The concept is simple. You just need to understand which of two ‘circles’ your worries fall into, and learn to let go of any worries that fall outside your circle of influence. The circles are:
- Your circle of concern: Things over which you have little or no control, such as national politics, world hunger, terrorism, the weather etc.
- Your circle of influence: Things you can and DO control, such as your health, your children’s diet and problems at work.
The key to happiness and inner peace, is to find a way to let go of things that fall into your circle of concern that are outside your circle of influence. You can’t do anything about these things, so worrying is futile and emotionally draining. By focusing on things you CAN influence, you will feel more empowered and content – and happier.
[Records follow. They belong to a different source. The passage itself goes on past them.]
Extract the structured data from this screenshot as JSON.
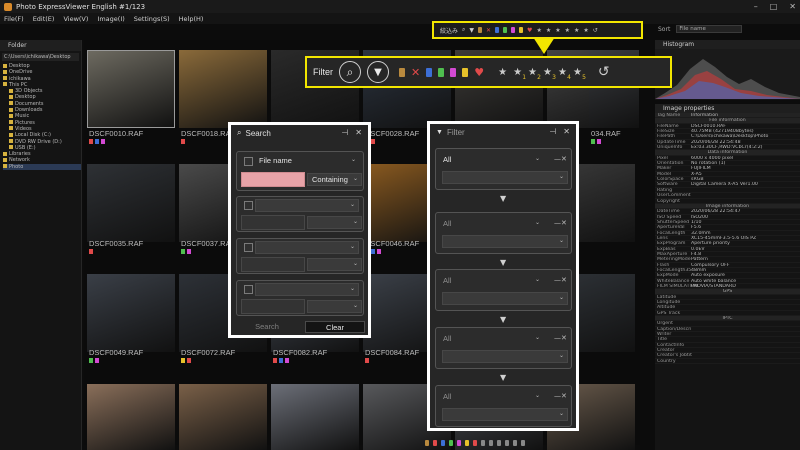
{
  "window": {
    "title": "Photo ExpressViewer English  #1/123"
  },
  "menu": [
    "File(F)",
    "Edit(E)",
    "View(V)",
    "Image(I)",
    "Settings(S)",
    "Help(H)"
  ],
  "mini_toolbar": {
    "label": "絞込み"
  },
  "sort": {
    "label": "Sort",
    "value": "File name"
  },
  "folder_panel": {
    "title": "Folder",
    "path": "C:\\Users\\ichikawa\\Desktop",
    "items": [
      "Desktop",
      "OneDrive",
      "ichikawa",
      "This PC",
      "3D Objects",
      "Desktop",
      "Documents",
      "Downloads",
      "Music",
      "Pictures",
      "Videos",
      "Local Disk (C:)",
      "DVD RW Drive (D:)",
      "USB (E:)",
      "Libraries",
      "Network",
      "Photo"
    ]
  },
  "histogram": {
    "title": "Histogram"
  },
  "properties": {
    "title": "Image properties",
    "col_tag": "Tag Name",
    "col_info": "Information",
    "rows": [
      {
        "section": "File information"
      },
      {
        "k": "FileName",
        "v": "DSCF0010.RAF"
      },
      {
        "k": "FileSize",
        "v": "40.75MB (42719408bytes)"
      },
      {
        "k": "FilePath",
        "v": "C:\\Users\\ichikawa\\Desktop\\Photo"
      },
      {
        "k": "UpdateTime",
        "v": "2020/06/28 22:54:48"
      },
      {
        "k": "UniqueInfo",
        "v": "Ex:03.30CF,RWD:VCbCr(4:2:2)"
      },
      {
        "section": "Data information"
      },
      {
        "k": "Pixel",
        "v": "6000 x 4000 pixel"
      },
      {
        "k": "Orientation",
        "v": "No rotation (1)"
      },
      {
        "k": "Maker",
        "v": "FUJIFILM"
      },
      {
        "k": "Model",
        "v": "X-A5"
      },
      {
        "k": "ColorSpace",
        "v": "sRGB"
      },
      {
        "k": "Software",
        "v": "Digital Camera X-A5 Ver1.00"
      },
      {
        "k": "Rating",
        "v": ""
      },
      {
        "k": "UserComment",
        "v": ""
      },
      {
        "k": "Copyright",
        "v": ""
      },
      {
        "section": "Image information"
      },
      {
        "k": "DateTime",
        "v": "2020/06/28 22:54:47"
      },
      {
        "k": "ISO Speed",
        "v": "ISO200"
      },
      {
        "k": "ShutterSpeed",
        "v": "1/10"
      },
      {
        "k": "ApertureVal",
        "v": "F5.6"
      },
      {
        "k": "FocalLength",
        "v": "32.0mm"
      },
      {
        "k": "Lens",
        "v": "XC15-45mmF3.5-5.6 OIS PZ"
      },
      {
        "k": "ExpProgram",
        "v": "Aperture priority"
      },
      {
        "k": "ExpBias",
        "v": "0.0EV"
      },
      {
        "k": "MaxAperture",
        "v": "F4.8"
      },
      {
        "k": "MeteringMode",
        "v": "Pattern"
      },
      {
        "k": "Flash",
        "v": "Compulsory OFF"
      },
      {
        "k": "FocalLength35",
        "v": "48mm"
      },
      {
        "k": "ExpMode",
        "v": "Auto exposure"
      },
      {
        "k": "WhiteBalance",
        "v": "Auto white balance"
      },
      {
        "k": "FILM SIMULATION",
        "v": "PROVIA/STANDARD"
      },
      {
        "section": "GPS"
      },
      {
        "k": "Latitude",
        "v": ""
      },
      {
        "k": "Longitude",
        "v": ""
      },
      {
        "k": "Altitude",
        "v": ""
      },
      {
        "k": "GPS Track",
        "v": ""
      },
      {
        "section": "IPTC"
      },
      {
        "k": "Urgent",
        "v": ""
      },
      {
        "k": "Caption/Descri",
        "v": ""
      },
      {
        "k": "Writer",
        "v": ""
      },
      {
        "k": "Title",
        "v": ""
      },
      {
        "k": "ContactInfo",
        "v": ""
      },
      {
        "k": "Creator",
        "v": ""
      },
      {
        "k": "Creator's Jobtit",
        "v": ""
      },
      {
        "k": "Country",
        "v": ""
      }
    ]
  },
  "filter_toolbar": {
    "label": "Filter",
    "star_levels": [
      "1",
      "2",
      "3",
      "4",
      "5"
    ]
  },
  "thumbnails": {
    "row1": [
      "DSCF0010.RAF",
      "DSCF0018.RAF",
      "",
      "DSCF0028.RAF",
      "",
      "",
      "034.RAF"
    ],
    "row2": [
      "DSCF0035.RAF",
      "DSCF0037.RAF",
      "DSCF0039.RAF",
      "DSCF0046.RAF",
      "",
      "",
      ""
    ],
    "row3": [
      "DSCF0049.RAF",
      "DSCF0072.RAF",
      "DSCF0082.RAF",
      "DSCF0084.RAF",
      "",
      "",
      ""
    ]
  },
  "search_dialog": {
    "title": "Search",
    "criteria_label": "File name",
    "match_mode": "Containing",
    "search_button": "Search",
    "clear_button": "Clear"
  },
  "filter_dialog": {
    "title": "Filter",
    "first_value": "All",
    "other_value": "All"
  },
  "colors": {
    "highlight": "#f2e600",
    "dialog_border": "#ffffff",
    "search_field": "#e8a3a8"
  }
}
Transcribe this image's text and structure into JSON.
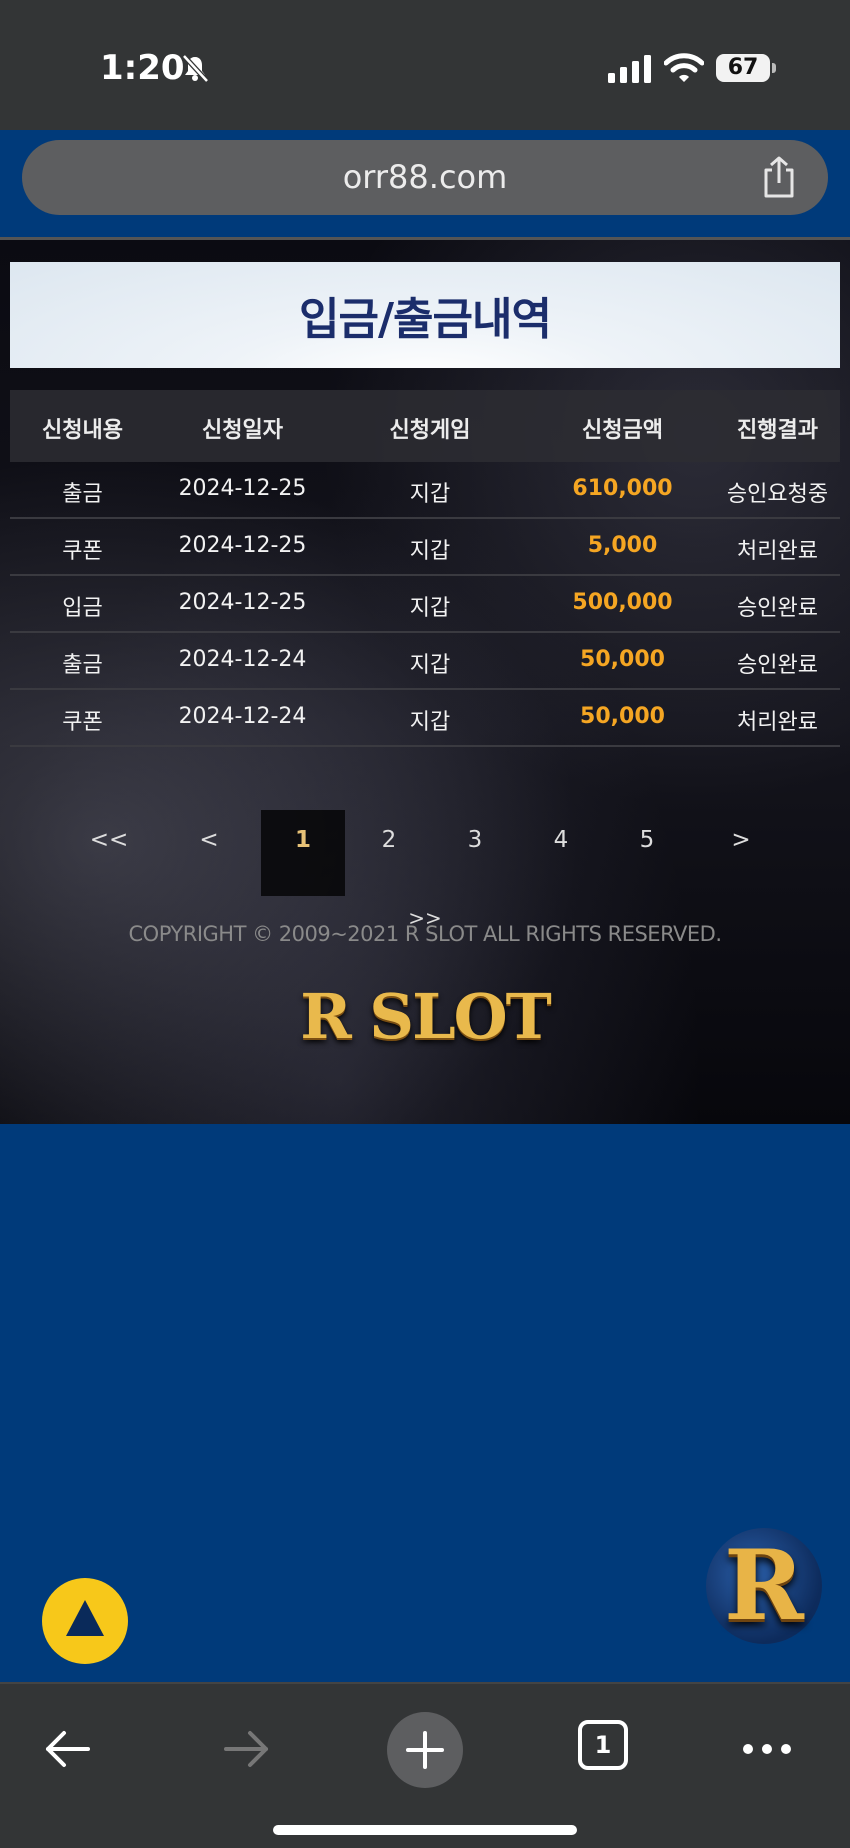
{
  "status_bar": {
    "time": "1:20",
    "battery": "67"
  },
  "browser": {
    "url": "orr88.com",
    "tabs_count": "1"
  },
  "page": {
    "title": "입금/출금내역",
    "table": {
      "headers": [
        "신청내용",
        "신청일자",
        "신청게임",
        "신청금액",
        "진행결과"
      ],
      "rows": [
        [
          "출금",
          "2024-12-25",
          "지갑",
          "610,000",
          "승인요청중"
        ],
        [
          "쿠폰",
          "2024-12-25",
          "지갑",
          "5,000",
          "처리완료"
        ],
        [
          "입금",
          "2024-12-25",
          "지갑",
          "500,000",
          "승인완료"
        ],
        [
          "출금",
          "2024-12-24",
          "지갑",
          "50,000",
          "승인완료"
        ],
        [
          "쿠폰",
          "2024-12-24",
          "지갑",
          "50,000",
          "처리완료"
        ]
      ]
    },
    "pagination": {
      "first": "<<",
      "prev": "<",
      "pages": [
        "1",
        "2",
        "3",
        "4",
        "5"
      ],
      "current": "1",
      "next": ">",
      "last": ">>"
    },
    "copyright": "COPYRIGHT © 2009~2021 R SLOT ALL RIGHTS RESERVED.",
    "logo": "R SLOT",
    "badge_letter": "R"
  },
  "colors": {
    "amount": "#f5a623",
    "title_text": "#1b2d6b",
    "body_background": "#003a7a",
    "scroll_top_button": "#f7c81a"
  }
}
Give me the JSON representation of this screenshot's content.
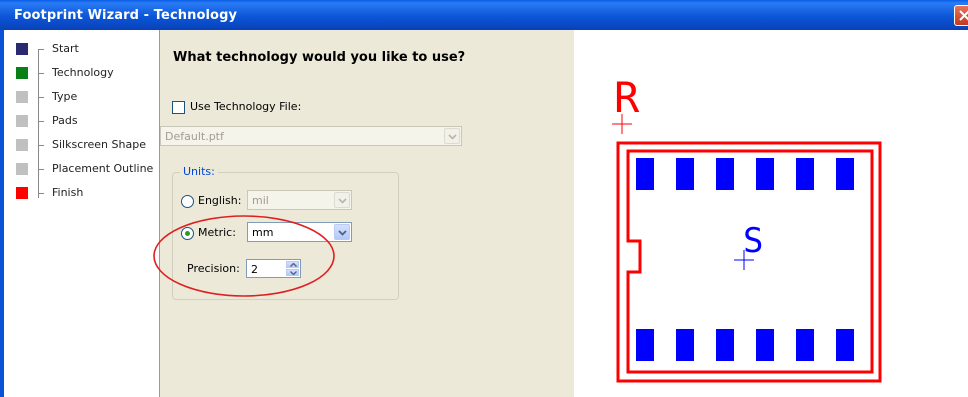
{
  "window": {
    "title": "Footprint Wizard - Technology"
  },
  "steps": [
    {
      "label": "Start",
      "color": "#2b2a70"
    },
    {
      "label": "Technology",
      "color": "#0a7f16"
    },
    {
      "label": "Type",
      "color": "#c0c0c0"
    },
    {
      "label": "Pads",
      "color": "#c0c0c0"
    },
    {
      "label": "Silkscreen Shape",
      "color": "#c0c0c0"
    },
    {
      "label": "Placement Outline",
      "color": "#c0c0c0"
    },
    {
      "label": "Finish",
      "color": "#ff0000"
    }
  ],
  "options": {
    "heading": "What technology would you like to use?",
    "use_tech_file": {
      "label": "Use Technology File:",
      "checked": false
    },
    "tech_file": {
      "value": "Default.ptf"
    },
    "units_label": "Units:",
    "english": {
      "label": "English:",
      "value": "mil",
      "selected": false
    },
    "metric": {
      "label": "Metric:",
      "value": "mm",
      "selected": true
    },
    "precision": {
      "label": "Precision:",
      "value": "2"
    }
  },
  "preview": {
    "ref_label": "R",
    "value_label": "S",
    "outline_color": "#ff0000",
    "pad_color": "#0000ff",
    "pads_per_row": 6
  }
}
You can read more about the principle here, as well as a four-step technique to banish over-worrying. And given the benefits from worrying less include less tension, feeling less on edge, more energy, better sleep, more mental space, greater comfort with uncertainty, easier decision making, less irritability, better relationships and more life enjoyment, it’s certainly worth putting into practice!
Happiness isn’t an accident, it’s a daily practice
I hope this article has helped you see that feeling happy isn’t something that just ‘happens’ to people. And while it can certainly help, it’s also not controlled by external luck. Instead, happiness is something that you can work on, and grow more of, simply by practicing habits like those we have shared above every day.
Just think, if you start making small tweaks to your life today, even as simple as meeting a friend for coffee, how much happier might you feel in a month’s time? And how many extra happy years of life might you live as a result?